Das Setzen des Großsegels dauert seine Zeit. Zunächst nämlich müssen zwei Männer im Klettergurt auf halbe Höhe zur ersten Saling gezogen werden. Sie haben dort die Aufgabe, das enorme Kopfbrett an die Mastrutscher anzuschlagen. Danach sollen sie die oberen durchgehenden Latten spannen, während sich das knapp 250 Quadratmeter große, pechschwarze Großsegel langsam dem Masttopp entgegenreckt.
Überwacht wird das Manöver vom Amerikaner Ken Read, der dazu lässig an der Reling angelehnt im Heck steht. Der Ausnahmesegler und Präsident von North Sails ist für den Maxi Yacht Rolex Cup im italienischen Porto Cervo als Taktiker an Bord und soll mit seiner enormen Erfahrung im Umgang mit großen Regattayachten das neu zusammengestellte Team auf der „My Song“ coachen. Seine Anweisungen an die überwiegend italienische Mannschaft sind kurz, präzise, unmissverständlich.

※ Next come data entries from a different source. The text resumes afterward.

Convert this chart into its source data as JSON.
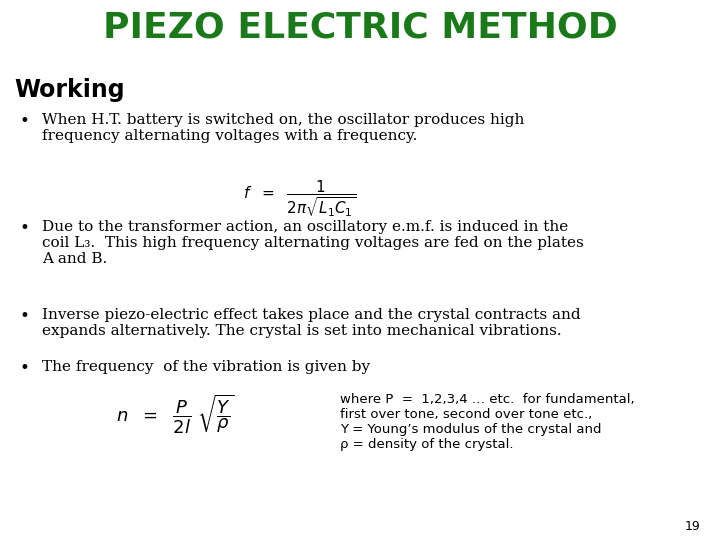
{
  "title": "PIEZO ELECTRIC METHOD",
  "title_color": "#1a7a1a",
  "title_fontsize": 26,
  "working_label": "Working",
  "working_fontsize": 17,
  "background_color": "#ffffff",
  "text_color": "#000000",
  "bullet1": "When H.T. battery is switched on, the oscillator produces high\nfrequency alternating voltages with a frequency.",
  "bullet2": "Due to the transformer action, an oscillatory e.m.f. is induced in the\ncoil L₃.  This high frequency alternating voltages are fed on the plates\nA and B.",
  "bullet3": "Inverse piezo-electric effect takes place and the crystal contracts and\nexpands alternatively. The crystal is set into mechanical vibrations.",
  "bullet4": "The frequency  of the vibration is given by",
  "formula1": "$f \\ \\ = \\ \\ \\dfrac{1}{2\\pi\\sqrt{L_1 C_1}}$",
  "formula2": "$n \\ \\ = \\ \\ \\dfrac{P}{2l} \\ \\sqrt{\\dfrac{Y}{\\rho}}$",
  "where_text": "where P  =  1,2,3,4 … etc.  for fundamental,\nfirst over tone, second over tone etc.,\nY = Young’s modulus of the crystal and\nρ = density of the crystal.",
  "page_number": "19",
  "bullet_fs": 11,
  "formula_fs": 11
}
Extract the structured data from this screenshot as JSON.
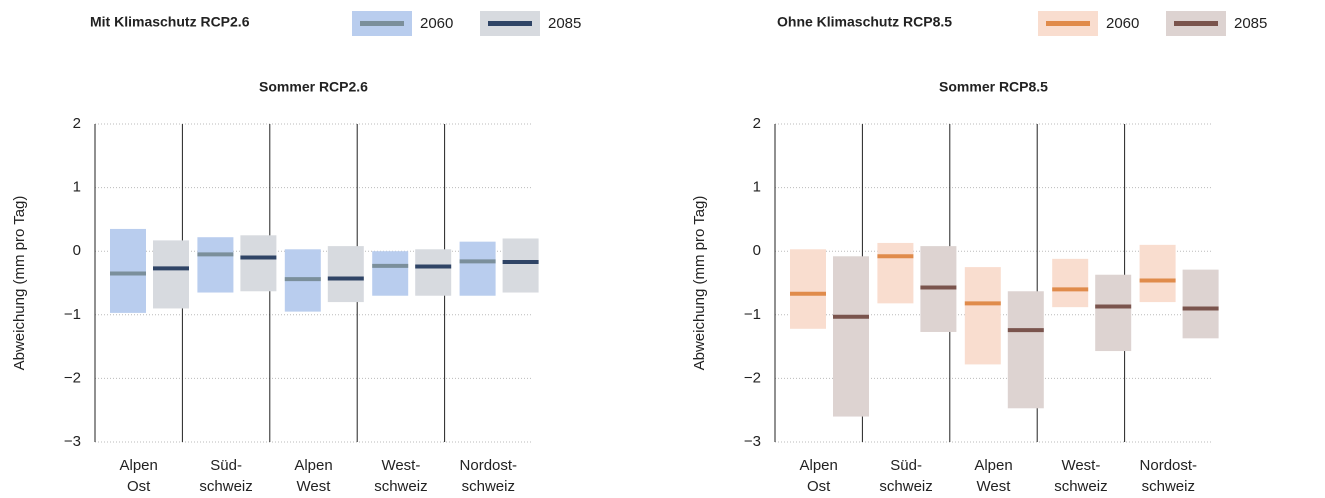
{
  "chart_data": [
    {
      "type": "range-bar",
      "legend_title": "Mit Klimaschutz RCP2.6",
      "title": "Sommer RCP2.6",
      "y_label": "Abweichung (mm pro Tag)",
      "categories": [
        [
          "Alpen",
          "Ost"
        ],
        [
          "Süd-",
          "schweiz"
        ],
        [
          "Alpen",
          "West"
        ],
        [
          "West-",
          "schweiz"
        ],
        [
          "Nordost-",
          "schweiz"
        ]
      ],
      "ylim": [
        -3,
        2
      ],
      "yticks": [
        {
          "value": -3,
          "label": "−3"
        },
        {
          "value": -2,
          "label": "−2"
        },
        {
          "value": -1,
          "label": "−1"
        },
        0,
        1,
        2
      ],
      "grid": true,
      "series": [
        {
          "name": "2060",
          "color": "#b9cdee",
          "median_color": "#7b8f9b",
          "values": [
            -0.35,
            -0.05,
            -0.44,
            -0.23,
            -0.16
          ],
          "low": [
            -0.97,
            -0.65,
            -0.95,
            -0.7,
            -0.7
          ],
          "high": [
            0.35,
            0.22,
            0.03,
            0.0,
            0.15
          ]
        },
        {
          "name": "2085",
          "color": "#d7dadf",
          "median_color": "#2f4466",
          "values": [
            -0.27,
            -0.1,
            -0.43,
            -0.24,
            -0.17
          ],
          "low": [
            -0.9,
            -0.63,
            -0.8,
            -0.7,
            -0.65
          ],
          "high": [
            0.17,
            0.25,
            0.08,
            0.03,
            0.2
          ]
        }
      ]
    },
    {
      "type": "range-bar",
      "legend_title": "Ohne Klimaschutz RCP8.5",
      "title": "Sommer RCP8.5",
      "y_label": "Abweichung (mm pro Tag)",
      "categories": [
        [
          "Alpen",
          "Ost"
        ],
        [
          "Süd-",
          "schweiz"
        ],
        [
          "Alpen",
          "West"
        ],
        [
          "West-",
          "schweiz"
        ],
        [
          "Nordost-",
          "schweiz"
        ]
      ],
      "ylim": [
        -3,
        2
      ],
      "yticks": [
        {
          "value": -3,
          "label": "−3"
        },
        {
          "value": -2,
          "label": "−2"
        },
        {
          "value": -1,
          "label": "−1"
        },
        0,
        1,
        2
      ],
      "grid": true,
      "series": [
        {
          "name": "2060",
          "color": "#f9ddcf",
          "median_color": "#e08b4b",
          "values": [
            -0.67,
            -0.08,
            -0.82,
            -0.6,
            -0.46
          ],
          "low": [
            -1.22,
            -0.82,
            -1.78,
            -0.88,
            -0.8
          ],
          "high": [
            0.03,
            0.13,
            -0.25,
            -0.12,
            0.1
          ]
        },
        {
          "name": "2085",
          "color": "#ddd3d1",
          "median_color": "#7a544d",
          "values": [
            -1.03,
            -0.57,
            -1.24,
            -0.87,
            -0.9
          ],
          "low": [
            -2.6,
            -1.27,
            -2.47,
            -1.57,
            -1.37
          ],
          "high": [
            -0.08,
            0.08,
            -0.63,
            -0.37,
            -0.29
          ]
        }
      ]
    }
  ]
}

Am Trainingstag vor dem ersten Einsatz herrscht an Bord der brandneuen ClubSwan 80 spürbare Professionalität. Gearbeitet wird ruhig, überlegt, ohne jede Hektik. Jeder weiß, was zu tun ist, denn alle in der 15-köpfigen Mannschaft sind bezahlte Profis, und sie verfügen über entsprechende Leistungsnachweise auf dieser Art von großen Rennyachten. Wer nicht genau weiß, wo er wie hinlangen soll, hält sich besser raus. So wird der YACHT-Reporter auf seine Frage, ob er in den Manövern mit anpacken soll, erst mal zurückgewiesen. „Am besten, du setzt dich einfach mal in den Heckkorb und hältst dich fest“, lautet die triviale Anweisung von Meister Read.
Die Konstruktion von Juan Kouyoumdjian ist kompromisslos auf Leistung gebürstet. Das Potenzial ist enorm
Nach rund 30 Minuten ist das Großsegel gesetzt. Eigner und Steuermann Pier Luigi Loro Piana übernimmt das Ruder und fällt auf halben Wind ab. Dazu wird die Genua gesetzt. Die Beschleunigung ist schlichtweg brachial. Auf den großen farbigen Digitalanzeigen am Mast stehen sofort 17 Knoten Speed bei etwa gleichviel Wind, und dabei scheinen die Segel noch nicht mal richtig gut getrimmt.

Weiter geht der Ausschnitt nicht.